Companies Say Going Non-GMO is Difficult: Are Big Ag’s GMOs Spiking Food Prices?


cheeriosAsk General Mills how easy it is to source non-GMO corn, soy, and sugar cane for their best selling products like Cherrios, and they are likely to tell you its very difficult, but this is the same argument that food makers used to minimize organic foods when they started to become more important to consumers. Is going non-GMO really that much more expensive for food manufacturers, causing an inevitable spike in food prices?

Some U.S. food companies are in a mad-dash to provide consumers the non-GMO foods they have been begging for. As more and more people demand food devoid of genetically altered and transgenic manipulations offered by the biotech industry, others are complaining that providing GMO-free food for the masses is going to be costly.

Industry experts are warning that the growing non-GMO is going to result in higher food prices, largely due to the pervasiveness of RoundUp Ready crops that were introduced to ‘help farmers’ fight insects that might devour their crops. Now – it seems farmers have another concern, that GMO will actually devour their profits.

Organic farmers are concerned about cross-pollination, and this is part of the problem with allowing Monsanto to make decisions about the world food supply. Non-GMO sugar and corn are especially hard to find in the US, now due to the fact that over half of our land, more than 12 million acres, have been infested with genetically modified versions of seed.

And these GMO seeds are back-firing on farmers who thought that planting them would make life as a farmer easier. Superweeds are taking over.

As the Ottawa Citizen explains:

“The resilience of nature is evident across almost five million hectares of superweed-infested U.S. farmland. Some runaway weeds in the southern U.S. are said to be big enough to stop combines dead in their tracks.”

Read: The Cost of GMO Labeling – How Much Will it Cost Consumers?

The Organic Necessity

Therefore, complaints by the Grocery Manufacturer’s Association and other big food corporation are not without teeth. Sourcing commodities needed for its packaged food products can be difficult due to the industry’s practices and the ongoing malarkey of the FDA and USDA, as well as other regulatory bodies who should have stopped GMO before it got this out of control … however, there are other companies making the strides to provide non-GMO to their consumers.

Furthermore, people also are willing to pay a little more for real, natural, non-GMO food, instead of cardboard filled with toxins and devoid of any nutrients.
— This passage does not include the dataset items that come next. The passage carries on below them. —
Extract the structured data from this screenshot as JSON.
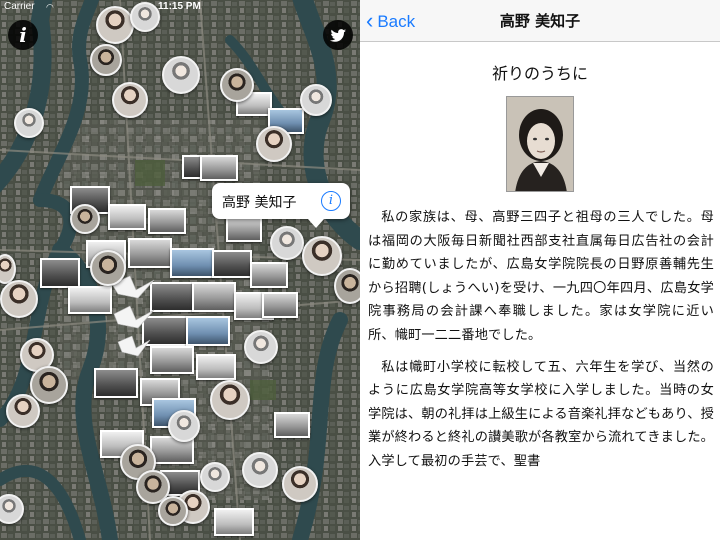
{
  "status_bar": {
    "carrier": "Carrier",
    "time": "11:15 PM"
  },
  "map": {
    "info_button_label": "i",
    "callout": {
      "title": "高野 美知子",
      "info_label": "i"
    },
    "icons": {
      "info": "info-icon",
      "twitter": "twitter-icon",
      "wifi": "wifi-icon",
      "detail": "info-circle-icon",
      "crane": "paper-crane-icon"
    }
  },
  "detail": {
    "back_label": "Back",
    "nav_title": "高野 美知子",
    "article_title": "祈りのうちに",
    "paragraphs": [
      "私の家族は、母、高野三四子と祖母の三人でした。母は福岡の大阪毎日新聞社西部支社直属毎日広告社の会計に勤めていましたが、広島女学院院長の日野原善輔先生から招聘(しょうへい)を受け、一九四〇年四月、広島女学院事務局の会計課へ奉職しました。家は女学院に近い所、幟町一二二番地でした。",
      "私は幟町小学校に転校して五、六年生を学び、当然のように広島女学院高等女学校に入学しました。当時の女学院は、朝の礼拝は上級生による音楽礼拝などもあり、授業が終わると終礼の讃美歌が各教室から流れてきました。入学して最初の手芸で、聖書"
    ]
  },
  "colors": {
    "ios_blue": "#1a7bff",
    "navbar_bg": "#f7f7f7"
  }
}
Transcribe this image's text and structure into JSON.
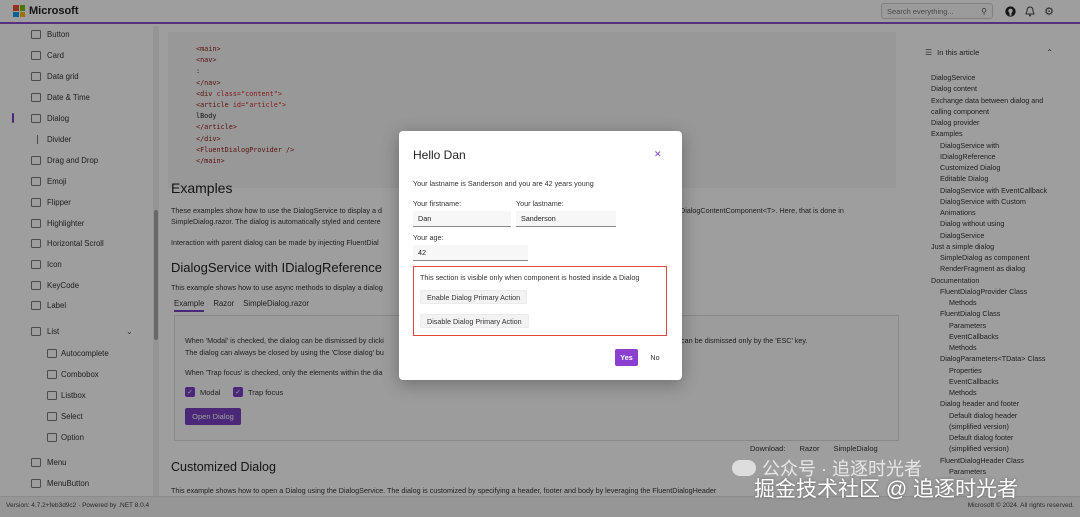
{
  "header": {
    "brand": "Microsoft",
    "search_placeholder": "Search everything...",
    "logo_colors": [
      "#f25022",
      "#7fba00",
      "#00a4ef",
      "#ffb900"
    ]
  },
  "sidebar": {
    "items": [
      {
        "label": "Button"
      },
      {
        "label": "Card"
      },
      {
        "label": "Data grid"
      },
      {
        "label": "Date & Time"
      },
      {
        "label": "Dialog",
        "active": true
      },
      {
        "label": "Divider"
      },
      {
        "label": "Drag and Drop"
      },
      {
        "label": "Emoji"
      },
      {
        "label": "Flipper"
      },
      {
        "label": "Highlighter"
      },
      {
        "label": "Horizontal Scroll"
      },
      {
        "label": "Icon"
      },
      {
        "label": "KeyCode"
      },
      {
        "label": "Label"
      },
      {
        "label": "List",
        "expanded": true
      },
      {
        "label": "Autocomplete",
        "sub": true
      },
      {
        "label": "Combobox",
        "sub": true
      },
      {
        "label": "Listbox",
        "sub": true
      },
      {
        "label": "Select",
        "sub": true
      },
      {
        "label": "Option",
        "sub": true
      },
      {
        "label": "Menu"
      },
      {
        "label": "MenuButton"
      }
    ]
  },
  "main": {
    "code_lines": [
      {
        "tag": "<main>",
        "attr": "",
        "text": ""
      },
      {
        "tag": "<nav>",
        "attr": "",
        "text": ""
      },
      {
        "tag": "",
        "attr": "",
        "text": ":"
      },
      {
        "tag": "</nav>",
        "attr": "",
        "text": ""
      },
      {
        "tag": "<div",
        "attr": " class=\"content\">",
        "text": ""
      },
      {
        "tag": "<article",
        "attr": " id=\"article\">",
        "text": ""
      },
      {
        "tag": "",
        "attr": "",
        "text": "lBody"
      },
      {
        "tag": "</article>",
        "attr": "",
        "text": ""
      },
      {
        "tag": "</div>",
        "attr": "",
        "text": ""
      },
      {
        "tag": "<FluentDialogProvider />",
        "attr": "",
        "text": ""
      },
      {
        "tag": "</main>",
        "attr": "",
        "text": ""
      }
    ],
    "examples_heading": "Examples",
    "examples_text_1": "These examples show how to use the DialogService to display a d",
    "examples_text_1b": "DialogContentComponent<T>. Here, that is done in",
    "examples_text_2": "SimpleDialog.razor. The dialog is automatically styled and centere",
    "examples_text_3": "Interaction with parent dialog can be made by injecting FluentDial",
    "section_heading": "DialogService with IDialogReference",
    "section_text": "This example shows how to use async methods to display a dialog",
    "tabs": [
      "Example",
      "Razor",
      "SimpleDialog.razor"
    ],
    "demo_text_1": "When 'Modal' is checked, the dialog can be dismissed by clicki",
    "demo_text_1b": "can be dismissed only by the 'ESC' key.",
    "demo_text_2": "The dialog can always be closed by using the 'Close dialog' bu",
    "demo_text_3": "When 'Trap focus' is checked, only the elements within the dia",
    "modal_label": "Modal",
    "trap_label": "Trap focus",
    "open_button": "Open Dialog",
    "download_label": "Download:",
    "download_razor": "Razor",
    "download_simple": "SimpleDialog",
    "customized_heading": "Customized Dialog",
    "customized_text": "This example shows how to open a Dialog using the DialogService. The dialog is customized by specifying a header, footer and body by leveraging the FluentDialogHeader"
  },
  "toc": {
    "title": "In this article",
    "items": [
      {
        "label": "DialogService",
        "level": 0
      },
      {
        "label": "Dialog content",
        "level": 0
      },
      {
        "label": "Exchange data between dialog and",
        "level": 0
      },
      {
        "label": "calling component",
        "level": 0
      },
      {
        "label": "Dialog provider",
        "level": 0
      },
      {
        "label": "Examples",
        "level": 0
      },
      {
        "label": "DialogService with",
        "level": 1
      },
      {
        "label": "IDialogReference",
        "level": 1
      },
      {
        "label": "Customized Dialog",
        "level": 1
      },
      {
        "label": "Editable Dialog",
        "level": 1
      },
      {
        "label": "DialogService with EventCallback",
        "level": 1
      },
      {
        "label": "DialogService with Custom",
        "level": 1
      },
      {
        "label": "Animations",
        "level": 1
      },
      {
        "label": "Dialog without using",
        "level": 1
      },
      {
        "label": "DialogService",
        "level": 1
      },
      {
        "label": "Just a simple dialog",
        "level": 0
      },
      {
        "label": "SimpleDialog as component",
        "level": 1
      },
      {
        "label": "RenderFragment as dialog",
        "level": 1
      },
      {
        "label": "Documentation",
        "level": 0
      },
      {
        "label": "FluentDialogProvider Class",
        "level": 1
      },
      {
        "label": "Methods",
        "level": 2
      },
      {
        "label": "FluentDialog Class",
        "level": 1
      },
      {
        "label": "Parameters",
        "level": 2
      },
      {
        "label": "EventCallbacks",
        "level": 2
      },
      {
        "label": "Methods",
        "level": 2
      },
      {
        "label": "DialogParameters<TData> Class",
        "level": 1
      },
      {
        "label": "Properties",
        "level": 2
      },
      {
        "label": "EventCallbacks",
        "level": 2
      },
      {
        "label": "Methods",
        "level": 2
      },
      {
        "label": "Dialog header and footer",
        "level": 1
      },
      {
        "label": "Default dialog header",
        "level": 2
      },
      {
        "label": "(simplified version)",
        "level": 2
      },
      {
        "label": "Default dialog footer",
        "level": 2
      },
      {
        "label": "(simplified version)",
        "level": 2
      },
      {
        "label": "FluentDialogHeader Class",
        "level": 1
      },
      {
        "label": "Parameters",
        "level": 2
      }
    ]
  },
  "dialog": {
    "title": "Hello Dan",
    "message": "Your lastname is Sanderson and you are 42 years young",
    "firstname_label": "Your firstname:",
    "firstname_value": "Dan",
    "lastname_label": "Your lastname:",
    "lastname_value": "Sanderson",
    "age_label": "Your age:",
    "age_value": "42",
    "hosted_text": "This section is visible only when component is hosted inside a Dialog",
    "enable_button": "Enable Dialog Primary Action",
    "disable_button": "Disable Dialog Primary Action",
    "yes_button": "Yes",
    "no_button": "No"
  },
  "status": {
    "left": "Version: 4.7.2+feb3d9c2  ·  Powered by .NET 8.0.4",
    "right": "Microsoft © 2024. All rights reserved."
  },
  "watermark": {
    "line1": "公众号 · 追逐时光者",
    "line2": "掘金技术社区 @ 追逐时光者"
  },
  "colors": {
    "accent": "#7a3fc2",
    "highlight_border": "#e0483e"
  }
}
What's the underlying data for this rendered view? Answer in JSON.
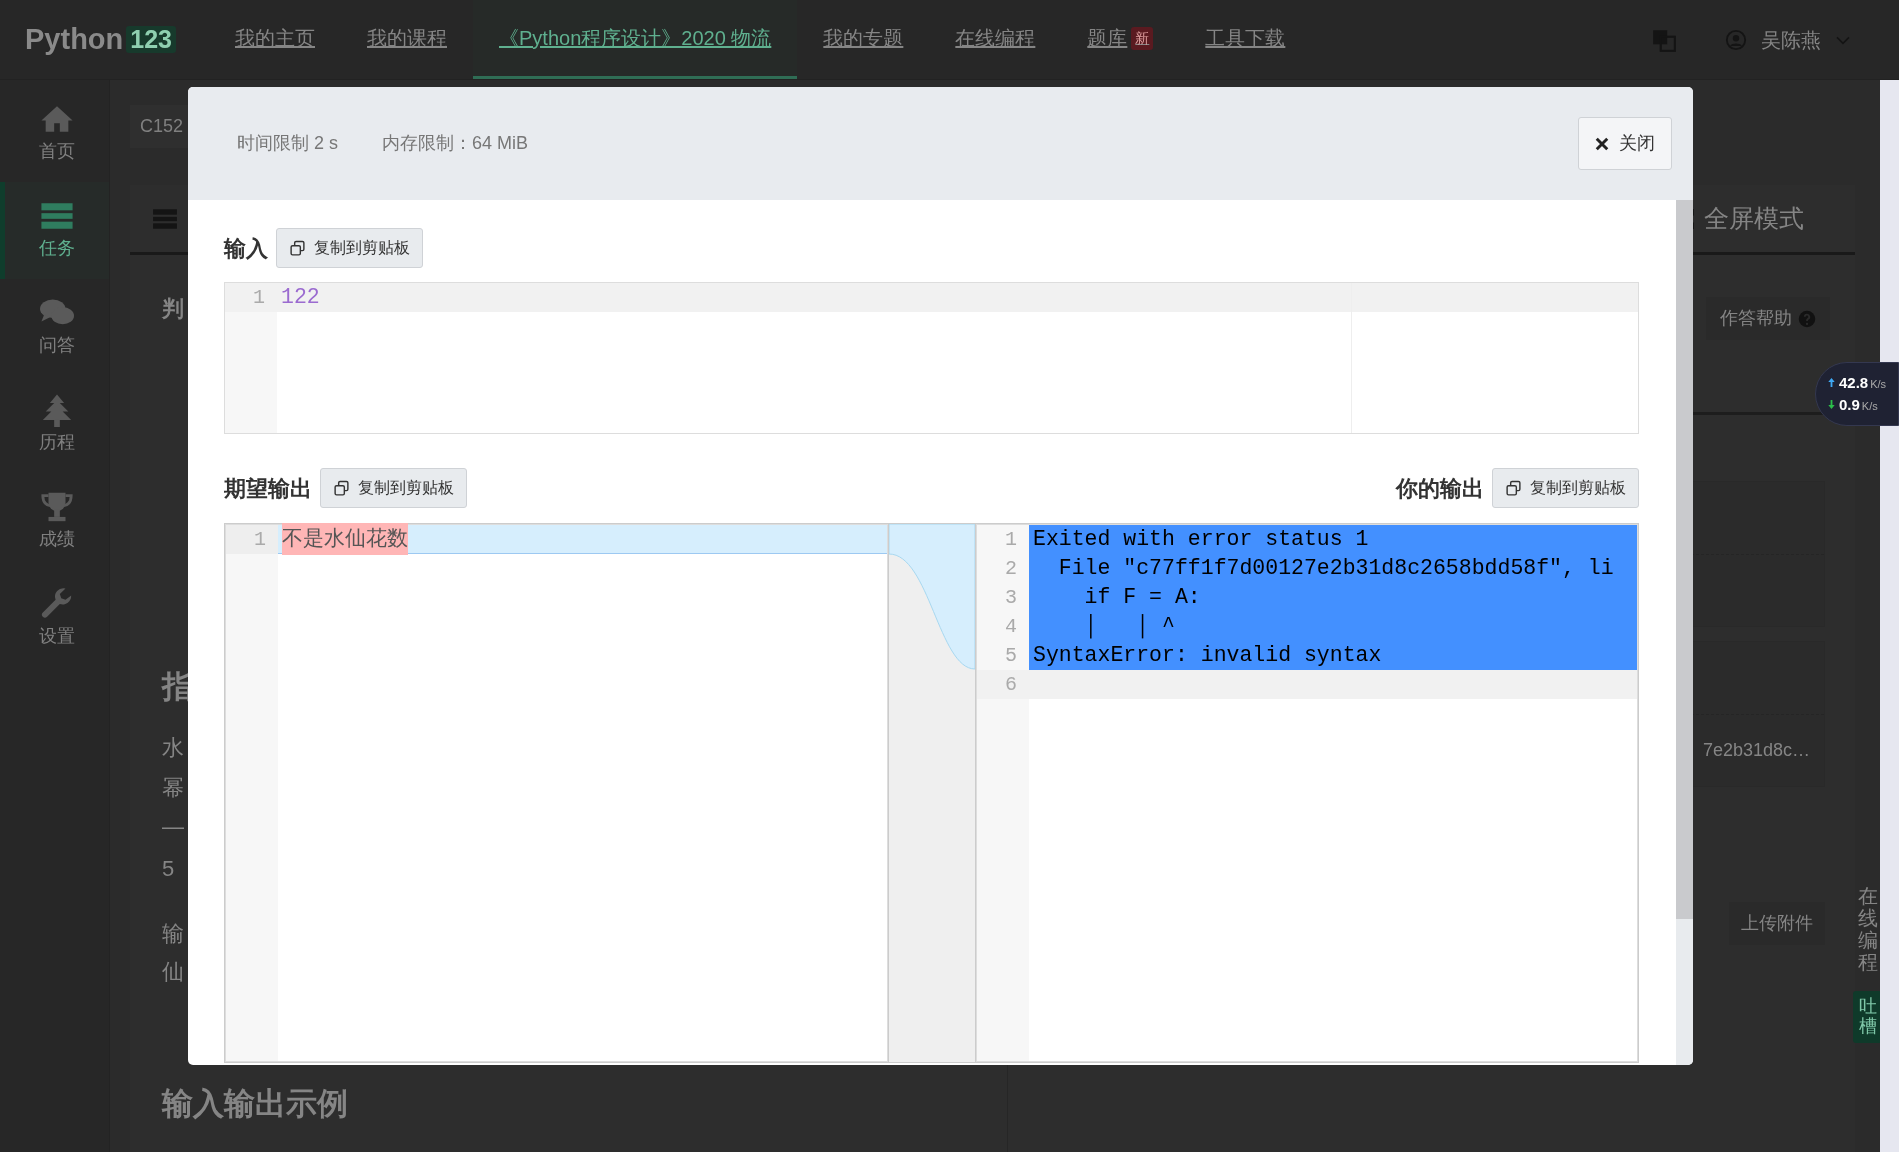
{
  "navbar": {
    "logo": {
      "text": "Python",
      "badge": "123"
    },
    "items": [
      {
        "label": "我的主页",
        "selected": false
      },
      {
        "label": "我的课程",
        "selected": false
      },
      {
        "label": "《Python程序设计》2020 物流",
        "selected": true
      },
      {
        "label": "我的专题",
        "selected": false
      },
      {
        "label": "在线编程",
        "selected": false
      },
      {
        "label": "题库",
        "selected": false,
        "badge": "新"
      },
      {
        "label": "工具下载",
        "selected": false
      }
    ],
    "user": {
      "name": "吴陈燕"
    }
  },
  "sidebar": {
    "items": [
      {
        "label": "首页",
        "selected": false
      },
      {
        "label": "任务",
        "selected": true
      },
      {
        "label": "问答",
        "selected": false
      },
      {
        "label": "历程",
        "selected": false
      },
      {
        "label": "成绩",
        "selected": false
      },
      {
        "label": "设置",
        "selected": false
      }
    ]
  },
  "page": {
    "breadcrumb": "C152",
    "left_texts": [
      {
        "text": "判",
        "kind": "heading"
      },
      {
        "text": "指",
        "kind": "title"
      },
      {
        "text": "水",
        "kind": "para"
      },
      {
        "text": "幂",
        "kind": "para"
      },
      {
        "text": "—",
        "kind": "para"
      },
      {
        "text": "5",
        "kind": "para"
      },
      {
        "text": "输",
        "kind": "para"
      },
      {
        "text": "仙",
        "kind": "para"
      },
      {
        "text": "输入输出示例",
        "kind": "title"
      }
    ],
    "fullscreen_tab": "全屏模式",
    "help_button": "作答帮助",
    "file_name": "7e2b31d8c…",
    "upload_button": "上传附件",
    "side_tab": "在线编程",
    "feedback_button": "吐槽"
  },
  "speed_meter": {
    "upload": "42.8",
    "upload_unit": "K/s",
    "download": "0.9",
    "download_unit": "K/s"
  },
  "modal": {
    "time_limit": "时间限制 2 s",
    "memory_limit": "内存限制：64 MiB",
    "close_button": "关闭",
    "input": {
      "label": "输入",
      "copy_button": "复制到剪贴板",
      "lines": [
        {
          "number": "1",
          "text": "122",
          "active": true
        }
      ]
    },
    "expected": {
      "label": "期望输出",
      "copy_button": "复制到剪贴板",
      "lines": [
        {
          "number": "1",
          "text": "不是水仙花数",
          "changed": true
        }
      ]
    },
    "actual": {
      "label": "你的输出",
      "copy_button": "复制到剪贴板",
      "lines": [
        {
          "number": "1",
          "text": "Exited with error status 1",
          "selected": true,
          "active": false
        },
        {
          "number": "2",
          "text": "  File \"c77ff1f7d00127e2b31d8c2658bdd58f\", li",
          "selected": true,
          "active": false
        },
        {
          "number": "3",
          "text": "    if F = A:",
          "selected": true,
          "active": false
        },
        {
          "number": "4",
          "text": "    │   │ ^",
          "selected": true,
          "active": false
        },
        {
          "number": "5",
          "text": "SyntaxError: invalid syntax",
          "selected": true,
          "active": false
        },
        {
          "number": "6",
          "selected": false,
          "active": true
        }
      ]
    }
  }
}
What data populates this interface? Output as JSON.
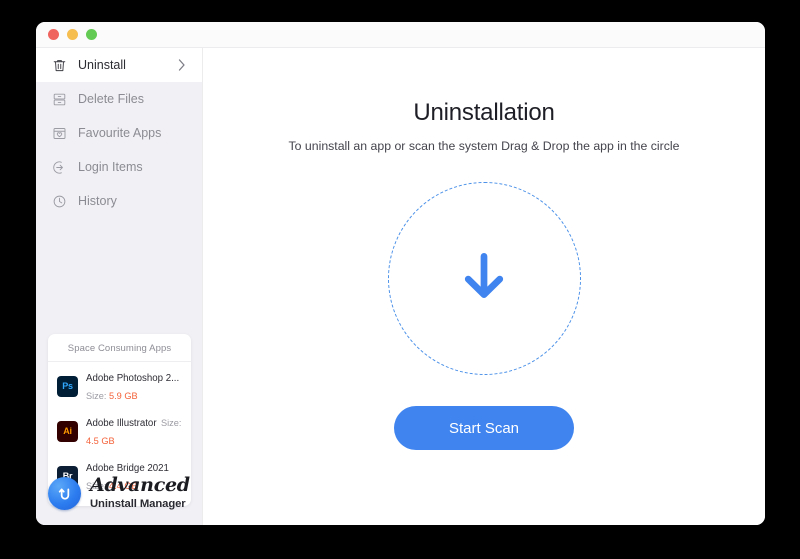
{
  "window": {
    "traffic_lights": [
      {
        "name": "close",
        "color": "#f0645f"
      },
      {
        "name": "minimize",
        "color": "#f6bd4f"
      },
      {
        "name": "zoom",
        "color": "#63cb53"
      }
    ]
  },
  "sidebar": {
    "items": [
      {
        "label": "Uninstall",
        "icon": "trash-icon",
        "active": true,
        "chevron": "›"
      },
      {
        "label": "Delete Files",
        "icon": "file-drawer-icon",
        "active": false
      },
      {
        "label": "Favourite Apps",
        "icon": "window-heart-icon",
        "active": false
      },
      {
        "label": "Login Items",
        "icon": "login-arrow-icon",
        "active": false
      },
      {
        "label": "History",
        "icon": "clock-icon",
        "active": false
      }
    ],
    "card": {
      "title": "Space Consuming Apps",
      "size_label": "Size:",
      "apps": [
        {
          "name": "Adobe Photoshop 2...",
          "size": "5.9 GB",
          "badge": "Ps",
          "badge_bg": "#001e36",
          "badge_fg": "#31a8ff"
        },
        {
          "name": "Adobe Illustrator",
          "size": "4.5 GB",
          "badge": "Ai",
          "badge_bg": "#330000",
          "badge_fg": "#ff9a00"
        },
        {
          "name": "Adobe Bridge 2021",
          "size": "4.4 GB",
          "badge": "Br",
          "badge_bg": "#0c1e33",
          "badge_fg": "#ffffff"
        }
      ]
    },
    "brand": {
      "top": "Advanced",
      "bottom": "Uninstall Manager",
      "badge_icon": "u-mark-icon"
    }
  },
  "main": {
    "title": "Uninstallation",
    "subtitle": "To uninstall an app or scan the system Drag & Drop the app in the circle",
    "dropzone_icon": "download-arrow-icon",
    "start_scan_label": "Start Scan"
  },
  "colors": {
    "accent": "#3f84ef",
    "dashed_border": "#4a90e8",
    "size_value": "#f4623a",
    "sidebar_bg": "#f1f1f5"
  }
}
It’s why some people buy non-GMO sprouted quinoa bread and others by Wonder bread. One loaf can cost over $8 and the other a fraction of that, but the merits of eating one over the other are arguably extensive.

Nonetheless, General Mills has said that it is spending millions to install new equipment for processing non-GMO ingredients and setting up the handling and transportation of such goods. They say it isn’t easy to keep the GMO-free items separate from the GMO-contaminated ones. Tom Forsythe, the company’s communications director, said that General Mills made the decision, though it was a sizeable investment because the company knows it is what consumers want.

The true risk is that companies who aren’t willing to invest in non-GMO products for consumers are likely to go bankrupt. There are currently thousands of products made by hundreds of companies that don’t contain GMO, and a listing of these is available at the Non GMO Project’s website. There are also farmer’s markets and organic co-operatives, as well as a rising tide of people willing to even grow their own food instead of purchasing GMO cross-breeds that can harm their families.

Companies like Whole Foods Market will label all GMOs by 2018, and Chipotle Mexican Grill Inc said last year that it was switching to non-GMO ingredients in its chain of 1,550 restaurants. There are people heeding the call of non-GMO activists.

It goes back to the fundamental issues of our food supply being run by corporate interests, and why there are multiple studies proving that Big Ag and monocrop monopolies aren’t going to feed the world. Small organic farms and heavy legislation against Monsanto – along with getting their stooges out of our government agencies – will go a long way to lessen spikes in food prices.

We may have to burn all those fields and start over, but it wouldn’t be so different from old slash and burn techniques used in farming practices for centuries. It is time to oust Monsanto, Dow, Syngenta and others, and start fresh. We can take back our food supply, even if its one acre at a time.